I think that I was at my most politically active at this time. Ted Heath was the prime minister and we were heading towards the time of the three-day week. Looking back, things were very austere at that time. The country was gripped by uncertainty. Unemployment and inflation were high; strikes were weekly. There was a real feeling that the government had no idea what it was like for normal, working people to make ends meet. Sounds familiar, doesn’t it? But I think that there seemed to be even less hope for the future then than there is now. Demonstrations were commonplace and I would take part readily. I have always been a big believer in giving a voice to those who do not have one.
Throughout my time as an actress I have been a member of Equity but in the seventies and eighties I was very active in the movement.
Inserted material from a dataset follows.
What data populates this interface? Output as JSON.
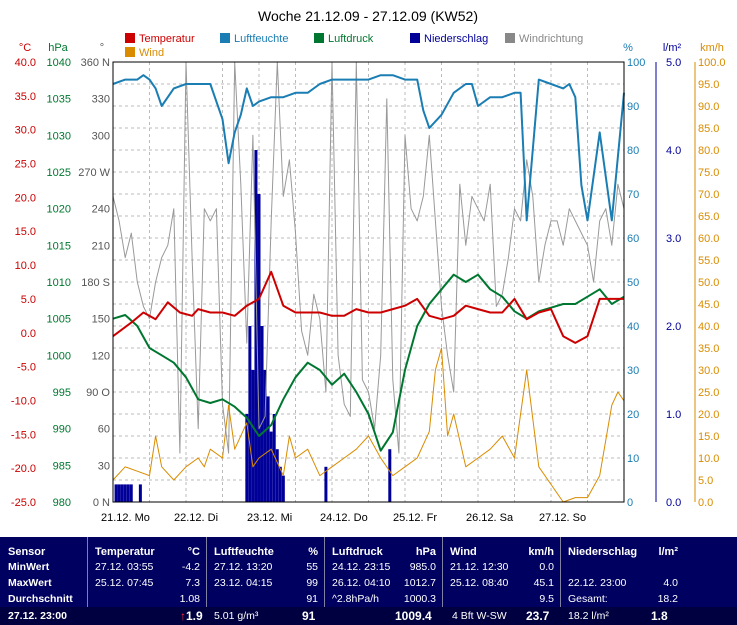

We would make the journey to the AGM every year in London and in the earlier years it was a family affair with a real air of chaos about it. People would bring their children and their animals. The playwright David Holman would bring his dog Billybags with him, who would trot across the seats and plonk himself down in the lap of the first person he took a shine to. These meetings were a time to catch up with old friends, to spot famous people and generally have a gossip. But as the years progressed, the divides within Equity became more and more pronounced and the meetings more passionate. We wanted change.
The situation at the time was a ridiculous catch-22 for new actors. In order to work as an actor you needed an Equity card, in order to gain an Equity card you needed to prove you had worked as an actor. So for anyone wanting to get into the business there were hoops to be jumped through that to me seemed so unnecessary. Young people had to go off and perform in pubs and clubs, anywhere, just to show they had done something and then they could begin the slow process to being deemed worthy of an Equity card.
I was very passionate about Equity, and still am. I feel that there has to be a union that will step in to represent actors if they are being unfairly treated at work and in pay. However, this wish for change had us labelled as ‘Reds under the bed’. Equity was a professional union – mor
e of an association that protected the current members’ interests – and most of the old guard wanted to keep it that way. I, and many of the younger actors coming through at the time, wanted Equity to change to form a branch and delegate structure. This would mean that more power would be given to people in the region where they lived and they would have a representative to whom they could go to air any grievances. Vanessa Redgrave often spoke on this issue and at one AGM she stood up to speak. A whisper travelled through the auditorium. Then, as she spoke passionately about the need for change, a chant began: ‘Red Queen, Red Queen, Red Queen…’ It became louder and louder, people were heckling her, but she remained composed and finished what she had to say. It was quite barbaric to witness, these socalled ‘professionals’ giving someone such a hard time for voicing her opinion.
Seated behind me on this occasion was a lady who was smartly dressed with a pillbox hat on. She had brought her knitting to keep her occupied. Her friend was sitting next to her, rummaging in a bag of boiled sweets. If you imagine Les Dawson and Roy Barraclough as Cissie and Ada then you wouldn’t be far wrong. The woman who was knitting leaned over, her needles still clacking together, and said to her friend, ‘They go on these package holidays to Russia and come back with their heads full of these ideas.’